A child’s development is vitally influenced by make-believe play. At an age where brain development is at its best, it is crucial to promote this type of play. Children are not born to naturally know how to role play. They have to be guided and taught how to do it. Parents and educators need to encourage this, but should at first play with them and lead children on what to do. Give them scenarios to play with until they are confident to magic up their own story. You can provide props to help start the creativity process. A prop doesn’t have to be expensive and it can be something very simple.
The impact that make-believe play has on a child’s social and emotional skills are great. Not only can they learn how to deal with their fears, but they can learn important problem solving skills. They have to imagine what a teacher will feel when the learners are misbehaving or a parent with a child that complains or mess. They learn to have empathy towards others. All these scenarios help them build their self-esteem and they gain confidence because they are in charge of their own game and own feelings. If they are playing with friends, they have to learn to take turns and share. Deciding on what to play can be a huge compromise and their negotiation skill will be put to the test.
Role playing is a great way for parents to model positive behavior. You can give your child a scenario where they are the parent and the doll does not want to brush their teeth. Your child will then have to think of the appropriate thing to say to encourage the doll to brush its teeth using their own experiences as a guideline. Make-believe play also helps with gross and fine motor skills. Playing dress-up helps with their coordination and practicing how to dress them can help their skills in dressing themselves. Dressing their dolls really helps with those fine motor skills.

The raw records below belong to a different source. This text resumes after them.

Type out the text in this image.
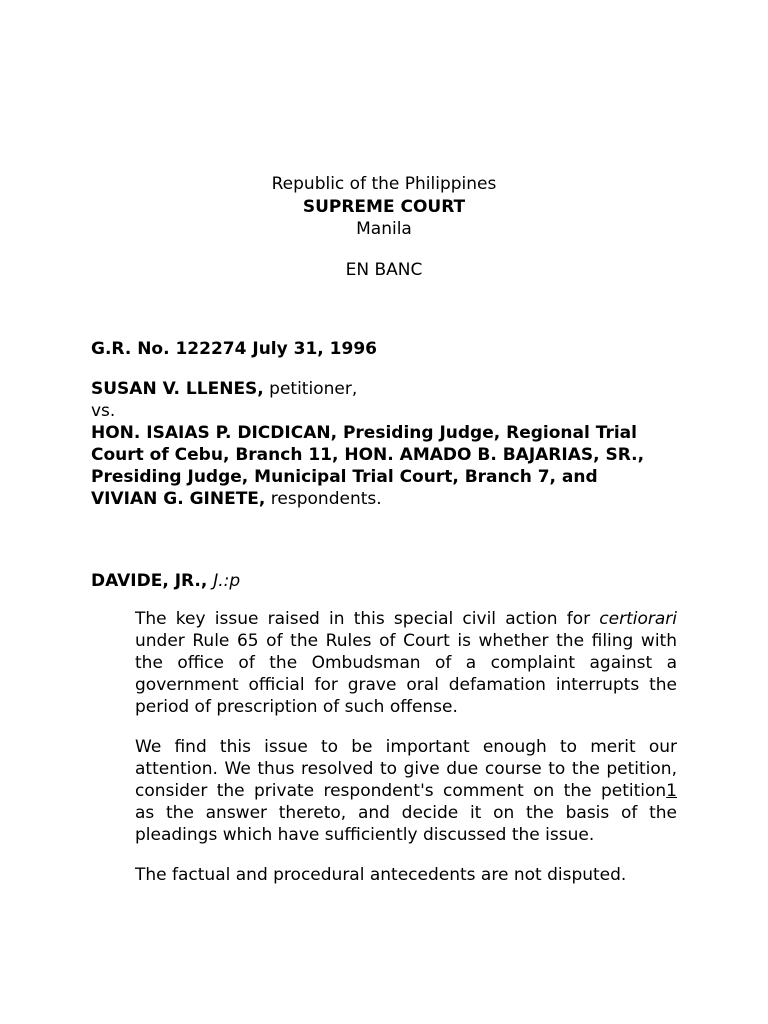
Republic of the Philippines
SUPREME COURT
Manila
EN BANC
G.R. No. 122274 July 31, 1996
SUSAN V. LLENES, petitioner,
vs.
HON. ISAIAS P. DICDICAN, Presiding Judge, Regional Trial
Court of Cebu, Branch 11, HON. AMADO B. BAJARIAS, SR.,
Presiding Judge, Municipal Trial Court, Branch 7, and
VIVIAN G. GINETE, respondents.
DAVIDE, JR., J.:p

The key issue raised in this special civil action for certiorari
under Rule 65 of the Rules of Court is whether the filing with
the office of the Ombudsman of a complaint against a
government official for grave oral defamation interrupts the
period of prescription of such offense.

We find this issue to be important enough to merit our
attention. We thus resolved to give due course to the petition,
consider the private respondent's comment on the petition1
as the answer thereto, and decide it on the basis of the
pleadings which have sufficiently discussed the issue.

The factual and procedural antecedents are not disputed.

Make-believe play helps children be creative. It is believed that children that learn to be creative from a young age have better creativity when they are older. In this role play, they make a world for themselves where they are in charge and they feel safe and happy. In doing so, they are actually learning valuable lessons, without knowing that they are learning. You can encourage different role plays and give your child a wide range of experience as different people. Not only will it expose them to these different worlds, but it will be fun too. Encourage children to have weird and wonderful imaginations. It’s physical and emotional benefits are priceless.